Hospitals have been increasingly concerned about medical errors since 1999, when The Institute of Medicine, a nonprofit nonpartisan advisory group, called medical errors one of the most pressing problems in medicine. Extrapolating from two national studies, institute researchers estimated that medical errors kill 44,000 to 98,000 Americans each year.

The group recommended radical changes in the industry, including improving internal reporting. But since then, many researchers who worked on the report and follow-up studies have been frustrated by how slowly the health care system has moved to make improvements.

"There is a certain resistance or blind spot on the part of physicians in particular," said Janet Corrigan, a senior board director for health care services at the institute. "We know there are a lot of people who die or are injured every day because of medical errors. It's important that we move very quickly. But there are cost and resistance issues."

For example, Brigham's Computer Physician Order Entry system -- which requires doctors to order drugs via computer to eliminate hand-writing errors, dangerous allergic reactions, and overdoses -- has reduced medication errors by more than 80 percent, according to one hospital study. Even so, just 5 percent of US hospitals have installed electronic drug-ordering systems.

There also are cost considerations. Brigham is installing a drug bar-coding system, which is designed to eliminate errors at the time the nurse administers the medication to the patient. The code on the drug must match the information on the patient's hospital bracelet. But to do so, the hospital is spending at least $6.5 million, including the cost of creating a repackaging center to code drugs in instances when the manufacturer has not done so. The hospital also must hire 50 temporary nurses for six months to help care for patients while the hospital trains its own nurses to use the coding system.

Despite these concerns, most hospitals are looking at near miss and error systems first, because they're cheaper and easier to install than electronic drug ordering systems.

Mass. General, which will install the same system as Brigham uses, estimates the cost of software, implementation, training, and two additional employees to help analyze reports at about $900,000, said Joan Fitzmaurice, director of quality and safety.

Children's Hospital has signed a contract with the manufacturer for the same system, while Beth Israel Deaconess Medical Center plans to install a similar near miss system by the end of the year. Tufts-New England Medical Center has been using another system since late 2001, during which time staff have reported 10,000 near misses, errors, and patient safety issues, from minor to significant.

In one instance, several nurses reported that the nutritional substitute they were giving to premature babies had leaked out of the intravenous tube and under the babies' skin, a problem that can cause infection. "The system helped us pick this up," said Greg Townsend, director of outcomes analysis and performance improvement at Tufts-NEMC. "We changed the medication; we changed the way the IV lines are managed and monitored."

Brigham had been using an older electronic system that had less capability to analyze trends.

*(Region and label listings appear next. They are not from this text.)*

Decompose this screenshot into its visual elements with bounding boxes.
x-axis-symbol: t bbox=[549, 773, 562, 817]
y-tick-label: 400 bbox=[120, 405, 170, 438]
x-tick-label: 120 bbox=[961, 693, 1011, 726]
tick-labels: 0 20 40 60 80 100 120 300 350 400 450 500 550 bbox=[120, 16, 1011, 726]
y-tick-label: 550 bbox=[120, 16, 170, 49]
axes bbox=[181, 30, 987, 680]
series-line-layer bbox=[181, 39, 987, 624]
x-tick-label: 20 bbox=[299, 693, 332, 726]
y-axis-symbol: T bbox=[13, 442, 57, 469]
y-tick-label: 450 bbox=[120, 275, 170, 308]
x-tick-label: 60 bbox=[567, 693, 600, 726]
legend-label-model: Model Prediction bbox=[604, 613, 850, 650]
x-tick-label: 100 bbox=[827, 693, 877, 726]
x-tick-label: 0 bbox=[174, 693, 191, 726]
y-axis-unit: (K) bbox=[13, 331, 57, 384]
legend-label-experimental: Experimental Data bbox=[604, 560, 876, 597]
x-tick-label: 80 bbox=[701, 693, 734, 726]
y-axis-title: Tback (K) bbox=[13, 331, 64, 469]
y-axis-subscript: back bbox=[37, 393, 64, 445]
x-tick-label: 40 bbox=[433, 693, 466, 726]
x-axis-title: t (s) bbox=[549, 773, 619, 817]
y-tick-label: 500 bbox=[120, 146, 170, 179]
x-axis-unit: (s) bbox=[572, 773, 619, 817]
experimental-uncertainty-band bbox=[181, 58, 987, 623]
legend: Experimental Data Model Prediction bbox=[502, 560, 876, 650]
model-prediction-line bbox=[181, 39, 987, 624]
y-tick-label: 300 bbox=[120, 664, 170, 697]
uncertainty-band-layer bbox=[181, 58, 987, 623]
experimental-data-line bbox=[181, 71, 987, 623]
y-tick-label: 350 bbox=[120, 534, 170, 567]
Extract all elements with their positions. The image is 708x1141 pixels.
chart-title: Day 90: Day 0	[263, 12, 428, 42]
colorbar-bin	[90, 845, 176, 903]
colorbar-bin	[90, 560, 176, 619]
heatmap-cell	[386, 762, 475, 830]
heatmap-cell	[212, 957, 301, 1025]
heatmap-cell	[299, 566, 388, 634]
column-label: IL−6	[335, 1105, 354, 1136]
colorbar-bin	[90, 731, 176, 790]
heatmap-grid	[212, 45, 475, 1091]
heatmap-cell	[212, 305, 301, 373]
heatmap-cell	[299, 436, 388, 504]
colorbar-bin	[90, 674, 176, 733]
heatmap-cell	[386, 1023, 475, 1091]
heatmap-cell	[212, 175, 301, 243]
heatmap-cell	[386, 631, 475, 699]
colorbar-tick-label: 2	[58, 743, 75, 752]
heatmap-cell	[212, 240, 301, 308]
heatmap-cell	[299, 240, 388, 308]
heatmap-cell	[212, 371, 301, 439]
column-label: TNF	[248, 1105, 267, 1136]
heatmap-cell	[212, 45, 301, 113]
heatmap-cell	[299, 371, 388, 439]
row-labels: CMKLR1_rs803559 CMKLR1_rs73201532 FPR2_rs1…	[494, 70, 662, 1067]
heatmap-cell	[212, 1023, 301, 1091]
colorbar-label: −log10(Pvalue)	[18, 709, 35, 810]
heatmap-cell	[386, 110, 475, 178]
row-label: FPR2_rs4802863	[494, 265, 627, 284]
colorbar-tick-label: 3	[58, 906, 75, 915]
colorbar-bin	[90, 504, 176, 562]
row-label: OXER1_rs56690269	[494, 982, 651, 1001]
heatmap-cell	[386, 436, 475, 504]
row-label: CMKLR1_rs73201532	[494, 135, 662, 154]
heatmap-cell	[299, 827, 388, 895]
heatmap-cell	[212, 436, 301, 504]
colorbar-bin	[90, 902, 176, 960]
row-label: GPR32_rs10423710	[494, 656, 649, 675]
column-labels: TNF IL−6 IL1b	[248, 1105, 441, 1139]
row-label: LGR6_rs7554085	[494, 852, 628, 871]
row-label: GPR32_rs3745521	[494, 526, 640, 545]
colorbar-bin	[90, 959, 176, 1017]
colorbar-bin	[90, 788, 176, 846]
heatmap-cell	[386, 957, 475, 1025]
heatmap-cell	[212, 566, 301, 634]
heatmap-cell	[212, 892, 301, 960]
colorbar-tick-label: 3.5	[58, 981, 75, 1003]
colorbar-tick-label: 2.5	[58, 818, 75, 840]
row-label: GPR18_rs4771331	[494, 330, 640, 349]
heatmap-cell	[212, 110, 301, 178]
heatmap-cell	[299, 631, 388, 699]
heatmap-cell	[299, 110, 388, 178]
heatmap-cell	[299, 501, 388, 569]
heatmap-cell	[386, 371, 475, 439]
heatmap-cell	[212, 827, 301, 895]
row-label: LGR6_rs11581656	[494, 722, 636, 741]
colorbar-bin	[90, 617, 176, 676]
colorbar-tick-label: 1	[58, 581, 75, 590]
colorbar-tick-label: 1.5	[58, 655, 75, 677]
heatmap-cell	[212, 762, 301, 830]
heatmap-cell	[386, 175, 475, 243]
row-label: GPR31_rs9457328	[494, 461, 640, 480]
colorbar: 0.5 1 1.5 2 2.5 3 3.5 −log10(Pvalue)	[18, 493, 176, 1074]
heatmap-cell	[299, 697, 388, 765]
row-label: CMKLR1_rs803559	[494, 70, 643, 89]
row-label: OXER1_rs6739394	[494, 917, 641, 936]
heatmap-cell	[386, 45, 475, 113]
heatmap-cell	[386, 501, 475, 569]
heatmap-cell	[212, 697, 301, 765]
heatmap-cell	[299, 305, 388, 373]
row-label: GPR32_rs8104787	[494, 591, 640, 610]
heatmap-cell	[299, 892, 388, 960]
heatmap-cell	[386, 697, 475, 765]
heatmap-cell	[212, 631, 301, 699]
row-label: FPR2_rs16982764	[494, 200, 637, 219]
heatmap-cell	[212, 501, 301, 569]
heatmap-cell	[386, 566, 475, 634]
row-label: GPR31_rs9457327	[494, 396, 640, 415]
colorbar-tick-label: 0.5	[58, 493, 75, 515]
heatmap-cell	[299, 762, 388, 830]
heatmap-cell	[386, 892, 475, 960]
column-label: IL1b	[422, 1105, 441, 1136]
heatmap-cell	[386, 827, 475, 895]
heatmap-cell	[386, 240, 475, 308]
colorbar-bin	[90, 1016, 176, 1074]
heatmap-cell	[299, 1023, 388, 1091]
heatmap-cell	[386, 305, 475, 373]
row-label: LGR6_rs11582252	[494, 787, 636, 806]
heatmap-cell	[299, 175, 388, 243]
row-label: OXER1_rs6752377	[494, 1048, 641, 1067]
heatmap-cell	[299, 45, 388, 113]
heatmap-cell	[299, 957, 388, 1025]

Staff reported 2,500 problems and potential problems during the last six months.

But Brigham executives expect the number to grow as much as tenfold, as other hospitals have experienced after installing sophisticated near-miss systems.

One such problem occurred within the last month at Brigham. A patient with gastrointestinal bleeding developed low blood pressure and needed a medication, vasopressin, to help stop the bleeding, Whittemore said. A physician ordered a dose that was too high for his condition, a dose that could have had dangerous side effects, such as interrupting his heart beat. A nurse caught the error as the medication was dripping and stopped it. Physicians adjusted the dose. The patient was fine, he said.

After the nurse reported the near miss, the patient safety department programmed an alert into its electronic medication ordering system. Now doctors who order a high dose of vasopressin are flashed a warning.